İlla mutlu ya da mutsuz değİl!
- gizemakcakaya
- 19 Ağu 2024
- 1 dakikada okunur

Bir konuda anlaşalım!
Yası nolur yalnızca “negatif” duygu durumlarına indirgemeyelim.
Bu yaşam deneyimine haksızlık etmeyelim.
Altını açalım, geliştirelim, genişletelim, konuşalım.
Hep acı, hep hüzün, hep keder, hep ızdırapla özdeşleştirmeyelim.
Yasa duvar örmeyelim, kalıplara sokmayalım.
Yüzeysel algılarımızın içine hapsedip, yargılarımızla köreltmeyelim.
Yas, içinde sayısız duyguyu barındıran dalgalı bir deneyim. Tarifsiz mükâfatları var. Yaşama dair bin bir çeşit penceresinden sunduğu bakış açıları var.
Mesela ben acıdan bahsederken aynı zamanda sonsuz bir şefkat ve minnet duygusundan da bahsediyorum. İçinde acı, şefkat, minnet barındıran bu deneyime ‘kötü’ diyebilir miyiz?
Mesela ben kahkahalarla güler, dans ederken bedenimde hapsolmuş dayanılmaz ızdırabı da deneyimliyorum. İçinde kahkaha, dans, ızdırap barındıran bu deneyime ‘iyi’ diyebilir miyiz?
Yaşamı besleyen şey salt deneyimin kendisi.
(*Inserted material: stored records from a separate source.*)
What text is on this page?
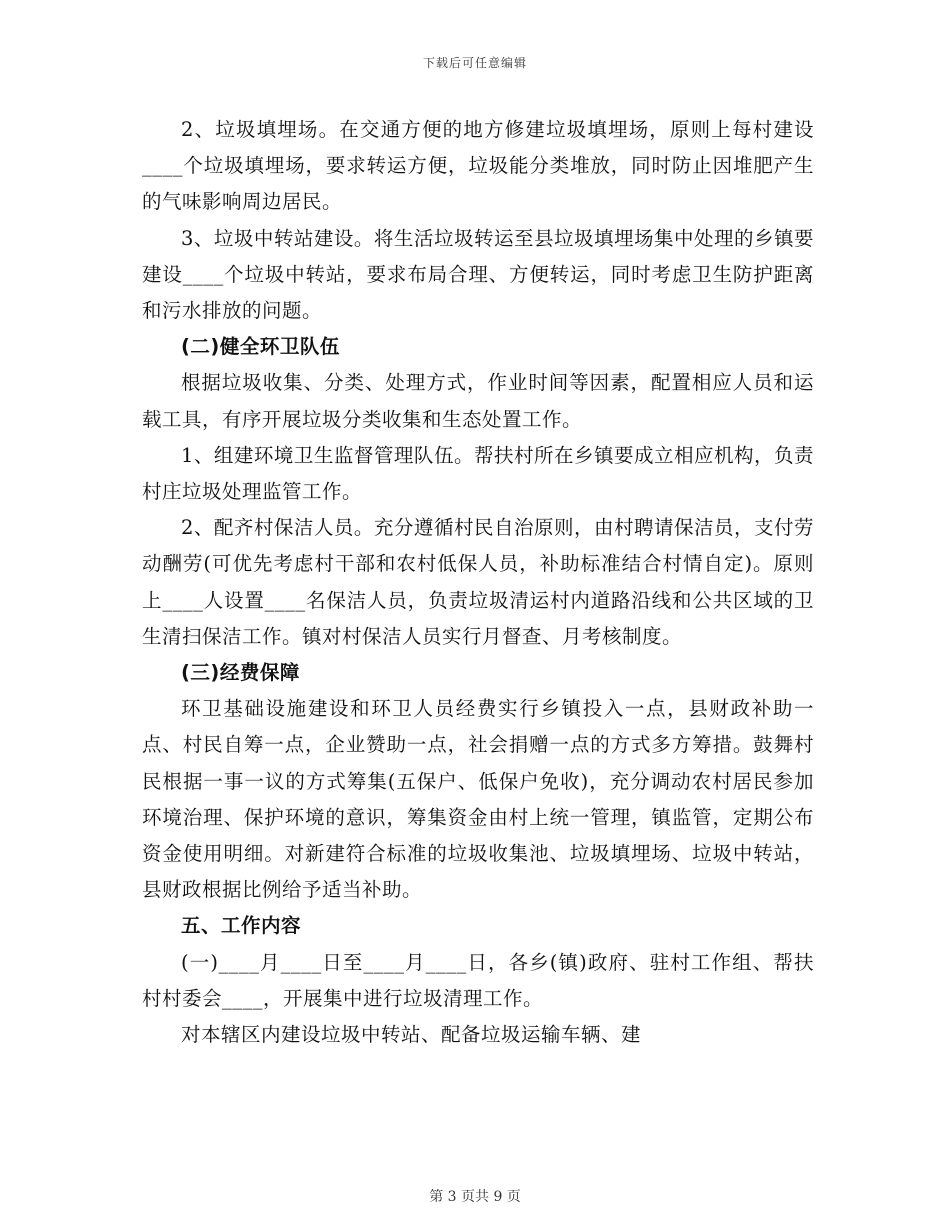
下载后可任意编辑

2、垃圾填埋场。在交通方便的地方修建垃圾填埋场，原则上每村建设____个垃圾填埋场，要求转运方便，垃圾能分类堆放，同时防止因堆肥产生的气味影响周边居民。

3、垃圾中转站建设。将生活垃圾转运至县垃圾填埋场集中处理的乡镇要建设____个垃圾中转站，要求布局合理、方便转运，同时考虑卫生防护距离和污水排放的问题。

(二)健全环卫队伍

根据垃圾收集、分类、处理方式，作业时间等因素，配置相应人员和运载工具，有序开展垃圾分类收集和生态处置工作。

1、组建环境卫生监督管理队伍。帮扶村所在乡镇要成立相应机构，负责村庄垃圾处理监管工作。

2、配齐村保洁人员。充分遵循村民自治原则，由村聘请保洁员，支付劳动酬劳(可优先考虑村干部和农村低保人员，补助标准结合村情自定)。原则上____人设置____名保洁人员，负责垃圾清运村内道路沿线和公共区域的卫生清扫保洁工作。镇对村保洁人员实行月督查、月考核制度。

(三)经费保障

环卫基础设施建设和环卫人员经费实行乡镇投入一点，县财政补助一点、村民自筹一点，企业赞助一点，社会捐赠一点的方式多方筹措。鼓舞村民根据一事一议的方式筹集(五保户、低保户免收)，充分调动农村居民参加环境治理、保护环境的意识，筹集资金由村上统一管理，镇监管，定期公布资金使用明细。对新建符合标准的垃圾收集池、垃圾填埋场、垃圾中转站，县财政根据比例给予适当补助。

五、工作内容

(一)____月____日至____月____日，各乡(镇)政府、驻村工作组、帮扶村村委会____，开展集中进行垃圾清理工作。

对本辖区内建设垃圾中转站、配备垃圾运输车辆、建

第 3 页共 9 页
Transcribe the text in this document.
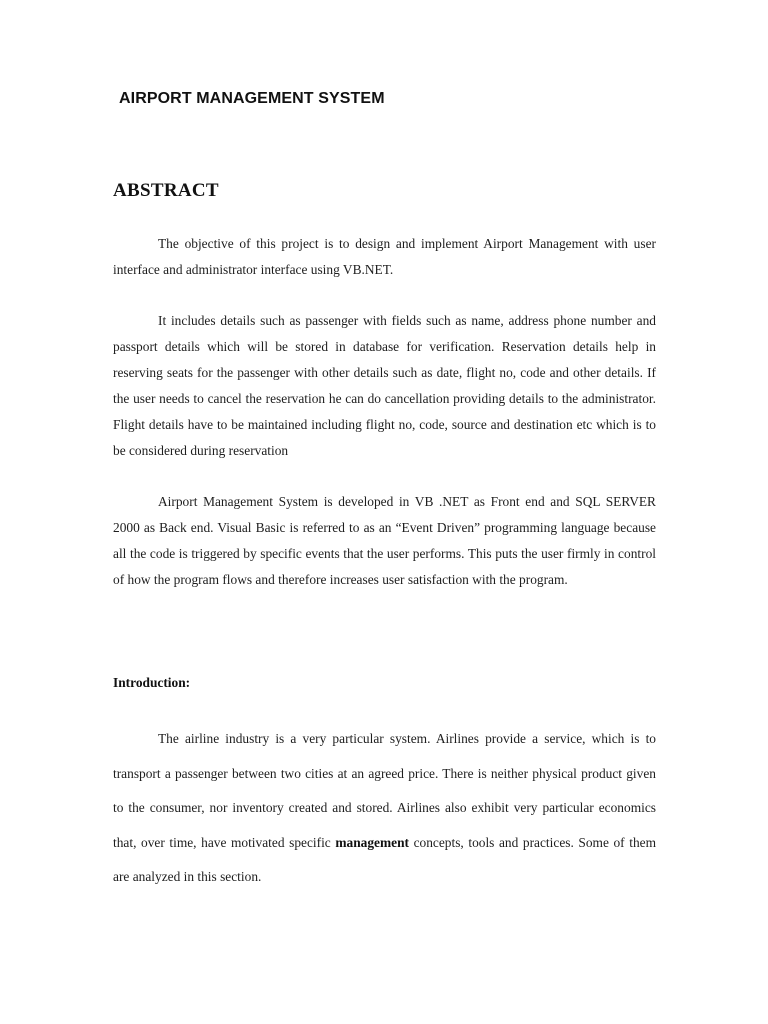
AIRPORT MANAGEMENT SYSTEM
ABSTRACT

The objective of this project is to design and implement Airport Management with user interface and administrator interface using VB.NET.

It includes details such as passenger with fields such as name, address phone number and passport details which will be stored in database for verification. Reservation details help in reserving seats for the passenger with other details such as date, flight no, code and other details. If the user needs to cancel the reservation he can do cancellation providing details to the administrator. Flight details have to be maintained including flight no, code, source and destination etc which is to be considered during reservation

Airport Management System is developed in VB .NET as Front end and SQL SERVER 2000 as Back end. Visual Basic is referred to as an “Event Driven” programming language because all the code is triggered by specific events that the user performs. This puts the user firmly in control of how the program flows and therefore increases user satisfaction with the program.

Introduction:

The airline industry is a very particular system. Airlines provide a service, which is to transport a passenger between two cities at an agreed price. There is neither physical product given to the consumer, nor inventory created and stored. Airlines also exhibit very particular economics that, over time, have motivated specific management concepts, tools and practices. Some of them are analyzed in this section.
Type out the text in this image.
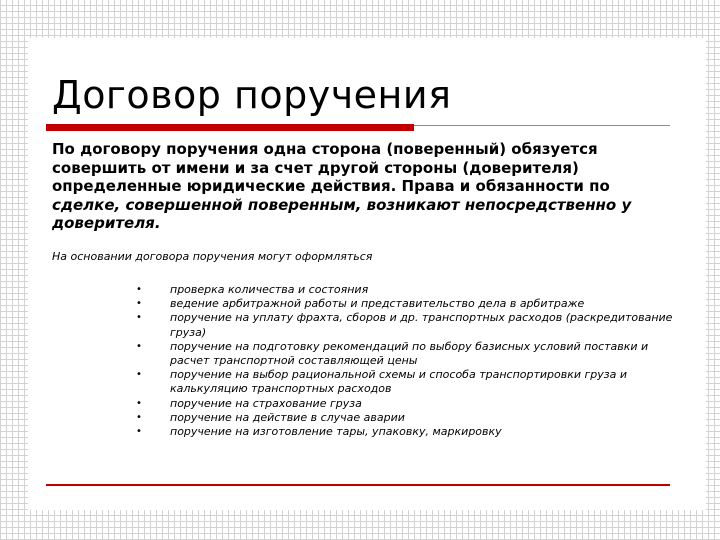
Договор поручения
По договору поручения одна сторона (поверенный) обязуется совершить от имени и за счет другой стороны (доверителя) определенные юридические действия. Права и обязанности по сделке, совершенной поверенным, возникают непосредственно у доверителя.
На основании договора поручения могут оформляться
•	проверка количества и состояния
•	ведение арбитражной работы и представительство дела в арбитраже
•	поручение на уплату фрахта, сборов и др. транспортных расходов (раскредитование груза)
•	поручение на подготовку рекомендаций по выбору базисных условий поставки и расчет транспортной составляющей цены
•	поручение на выбор рациональной схемы и способа транспортировки груза и калькуляцию транспортных расходов
•	поручение на страхование груза
•	поручение на действие в случае аварии
•	поручение на изготовление тары, упаковку, маркировку
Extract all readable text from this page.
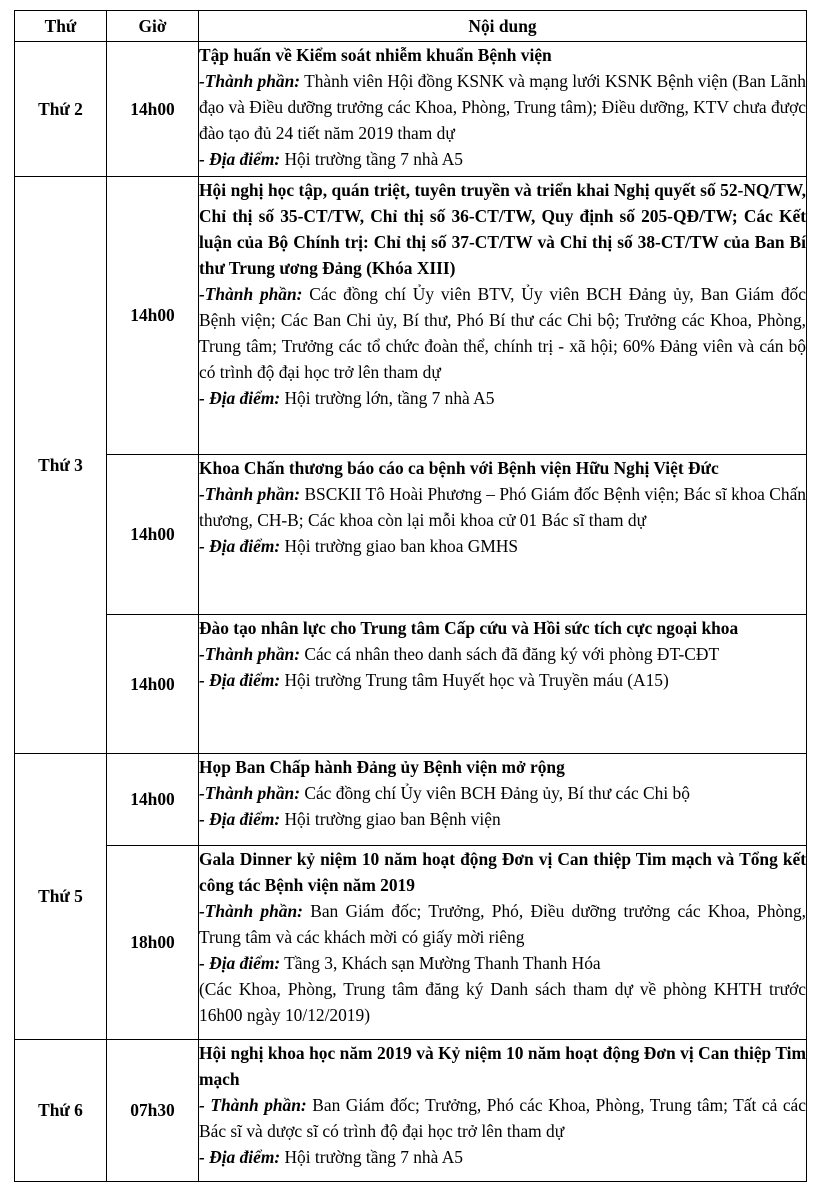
Thứ	Giờ	Nội dung
Thứ 2	14h00	Tập huấn về Kiểm soát nhiễm khuẩn Bệnh viện
-Thành phần: Thành viên Hội đồng KSNK và mạng lưới KSNK Bệnh viện (Ban Lãnh đạo và Điều dưỡng trưởng các Khoa, Phòng, Trung tâm); Điều dưỡng, KTV chưa được đào tạo đủ 24 tiết năm 2019 tham dự
- Địa điểm: Hội trường tầng 7 nhà A5

Thứ 3	14h00	Hội nghị học tập, quán triệt, tuyên truyền và triển khai Nghị quyết số 52-NQ/TW, Chỉ thị số 35-CT/TW, Chỉ thị số 36-CT/TW, Quy định số 205-QĐ/TW; Các Kết luận của Bộ Chính trị: Chỉ thị số 37-CT/TW và Chỉ thị số 38-CT/TW của Ban Bí thư Trung ương Đảng (Khóa XIII)
-Thành phần: Các đồng chí Ủy viên BTV, Ủy viên BCH Đảng ủy, Ban Giám đốc Bệnh viện; Các Ban Chi ủy, Bí thư, Phó Bí thư các Chi bộ; Trưởng các Khoa, Phòng, Trung tâm; Trưởng các tổ chức đoàn thể, chính trị - xã hội; 60% Đảng viên và cán bộ có trình độ đại học trở lên tham dự
- Địa điểm: Hội trường lớn, tầng 7 nhà A5

	14h00	Khoa Chấn thương báo cáo ca bệnh với Bệnh viện Hữu Nghị Việt Đức
-Thành phần: BSCKII Tô Hoài Phương – Phó Giám đốc Bệnh viện; Bác sĩ khoa Chấn thương, CH-B; Các khoa còn lại mỗi khoa cử 01 Bác sĩ tham dự
- Địa điểm: Hội trường giao ban khoa GMHS

	14h00	Đào tạo nhân lực cho Trung tâm Cấp cứu và Hồi sức tích cực ngoại khoa
-Thành phần: Các cá nhân theo danh sách đã đăng ký với phòng ĐT-CĐT
- Địa điểm: Hội trường Trung tâm Huyết học và Truyền máu (A15)

Thứ 5	14h00	Họp Ban Chấp hành Đảng ủy Bệnh viện mở rộng
-Thành phần: Các đồng chí Ủy viên BCH Đảng ủy, Bí thư các Chi bộ
- Địa điểm: Hội trường giao ban Bệnh viện

	18h00	Gala Dinner kỷ niệm 10 năm hoạt động Đơn vị Can thiệp Tim mạch và Tổng kết công tác Bệnh viện năm 2019
-Thành phần: Ban Giám đốc; Trưởng, Phó, Điều dưỡng trưởng các Khoa, Phòng, Trung tâm và các khách mời có giấy mời riêng
- Địa điểm: Tầng 3, Khách sạn Mường Thanh Thanh Hóa
(Các Khoa, Phòng, Trung tâm đăng ký Danh sách tham dự về phòng KHTH trước 16h00 ngày 10/12/2019)

Thứ 6	07h30	Hội nghị khoa học năm 2019 và Kỷ niệm 10 năm hoạt động Đơn vị Can thiệp Tim mạch
- Thành phần: Ban Giám đốc; Trưởng, Phó các Khoa, Phòng, Trung tâm; Tất cả các Bác sĩ và dược sĩ có trình độ đại học trở lên tham dự
- Địa điểm: Hội trường tầng 7 nhà A5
Onu hafifleten şey ise hayatın getirdiklerini iyi - kötü diye etiketlemeden, gel / git diye ayrıştırmadan hakkını vererek yaşamak.
Acı geldiğinde acıyı, neşe geldiğinde neşeyi yaşamak. Ve her ne geliyorsa o an, onu yaşamak. İlla mutlu ya da mutsuz değil, aynı anda her hâle kucak açabilmek.
Yani dostlar, diyeceğim o ki;
Benim gülüşümde keder, kederimde coşku, coşkumda yas, yasımda aşk saklı.
Ben hepsiyim, hepsi benim. Ve iyi ki!